Consider the job (and pay rise) of John Allen, chief executive of the Foreign Affairs and Trade Ministry. He has headed a highly controversial cost-cutting restructuring at MFAT where dozens of jobs have been lost, entitlements for some diplomats cut and embassies closed. His pay has risen $40,000 to $620,000-$629,999
Labour's foreign affairs spokesman, Phil Goff, denounced this as a blatant double standard. A government that was sacking hundreds of staff and cutting their incomes, he argued, should be leading by example and restraining salary increases at the top.
But the widening income gulf between bosses and their workers is even more pronounced in the private sector.
Ryan Wood, a history student at Waikato University, has proposed introducing a maximum wage.

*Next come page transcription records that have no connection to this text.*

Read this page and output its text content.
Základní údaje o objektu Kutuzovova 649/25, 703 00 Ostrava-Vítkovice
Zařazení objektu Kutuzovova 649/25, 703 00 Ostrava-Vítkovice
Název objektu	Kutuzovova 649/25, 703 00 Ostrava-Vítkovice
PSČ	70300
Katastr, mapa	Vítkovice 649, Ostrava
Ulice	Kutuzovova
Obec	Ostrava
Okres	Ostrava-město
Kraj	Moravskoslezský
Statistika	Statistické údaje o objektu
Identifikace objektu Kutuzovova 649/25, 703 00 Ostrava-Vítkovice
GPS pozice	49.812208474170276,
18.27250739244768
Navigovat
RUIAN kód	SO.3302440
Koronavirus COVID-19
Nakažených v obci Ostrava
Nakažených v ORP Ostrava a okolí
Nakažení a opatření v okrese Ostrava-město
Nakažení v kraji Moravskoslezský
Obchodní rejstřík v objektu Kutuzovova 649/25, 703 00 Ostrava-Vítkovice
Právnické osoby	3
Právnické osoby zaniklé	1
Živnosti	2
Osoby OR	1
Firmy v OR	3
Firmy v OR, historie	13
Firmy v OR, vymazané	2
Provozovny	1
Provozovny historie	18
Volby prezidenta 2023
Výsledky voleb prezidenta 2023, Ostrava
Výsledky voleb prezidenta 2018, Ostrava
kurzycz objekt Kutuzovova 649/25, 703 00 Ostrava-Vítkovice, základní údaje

His argument: if the top salary was legally fixed, say, at $200,000 a year, the "economic miracle-workers running companies" would be encouraged to start their own businesses where, as shareholders, "they can indulge in the dividends they deserve". The creation of new companies would lead to more jobs, negating the need for the recently introduced "starting-out" wage.
It's been done before, in a capitalist country. President Franklin Delano Roosevelt issued an executive order during World War II limiting corporate salaries to no more than US$25,000 a year after taxes.
A much less rigid constraint might be considered. An Australian business writer traced the growing mismatch between executive remuneration and performance to the mandatory disclosure of salaries introduced in the early 1990s. Suddenly every executive could see from annual reports what every other executive was earning, spawning a new industry of "remuneration consultants" and triggering a burgeoning of salaries which is still out of control two decades later.
Stop publishing the figures, and the pace of executive pay rises should be tempered. But then we would have nothing to be outraged about.